After the violent splurge of 'Pretty', she begged for solace in the mainstream. This wasn't a sell out, it was a cry for acceptance. 'Live Through This' is a great, wracked punk pop album, containing wild, sensational entertainment. 'Violet', 'Miss World' and 'Doll Parts' are thrilling feminist anthems, beautiful, valiant and harsh. 'Celebrity Skin' had many bittersweet songs, burnt by the L.A. sun, but was diluted by an unsatisfying production. After a long spell in the wilderness a solo album appeared and musically it was an ugly monstrosity. But 'America's Sweetheart' is tough and funny lyrically, the acid was unleashed once again, deceptively sloppy, sharp as a razor. She also appeared in two films by Milos Forman, 'The People vs. Larry Flynt' and 'Man On The Moon', both offbeat biopics centred on irrational iconoclasts. Receptive and natural, her acting felt untainted by Hollywood artifice. Then there was Nick Broomfield's morally dubious documentary 'Kurt And Courtney', which denies the integrity of an essay for a tabloid bogusness. The elitist and the naive may fail to detect the joker's parody or the clown's pathos.
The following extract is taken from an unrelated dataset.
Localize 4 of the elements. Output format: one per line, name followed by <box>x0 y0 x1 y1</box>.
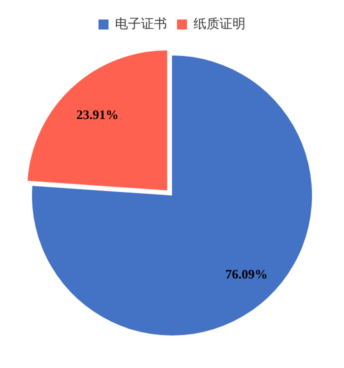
legend-label: 电子证书 <box>115 16 167 32</box>
data-label: 76.09% <box>225 266 268 282</box>
legend-label: 纸质证明 <box>194 16 246 32</box>
data-label: 23.91% <box>76 107 119 122</box>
'Nobody's Daughter' has a laboured history. Along with the infamous, self-proclaimed 'Joycean' rants, she uploaded, then deleted some very fine demos on her My Space page. They were moving, confessional songs coated in unobtrusive AOR arrangements. Love's vocal delivery was bruised and rasping, her words revealing a latent tenderness. She sounded her age, signifying a sage-like maturity. Then predictably this was all scrapped for the reformation of Hole without any of her former bandmates. Despite the absence of guitarist Eric Erlandson, a loyal deputy, 'Samantha' and 'Skinny little Bitch' roar in an accurate approximation of their original glory. She sounds fierce again, ready to chew and spit out all the pretenders half her age. But what of the remakes, the new versions of those touching laments, dissolving in cyber land?
With ex Material man Michael Beinhorn back in the control room, compression is turned up to the max. This makes 'Pacific Coast Highway' less a melancholic eulogy, more a feisty piece of work. Somehow 'For Once In Your Life' survives, as a brutalised country-rock lullaby. Yet many of the songs suffer from a methodical, unimaginative uniformity, a wall of commercial noise. Which is a shame, since her voice is often affecting and candid, at times stirring the heart with an expressive anguish. No more so than on 'Letter To God', Linda Perry's power ballad, which should be dreadful but is sung with such rough feeling that it twists into something riveting. She believes in every lyric, and this shot self-assurance places her in the mould of Dylan and Faithfull; essential, ravaged singers with enormous authority over anything they touch. And yes, praise be, past masters and mistresses of savage regret, 'Loser Dust' gives us the fingers up, being a very likeable slice of bubblegum. Crass, flawed, unfashionable. A rock 'n' roll rebel.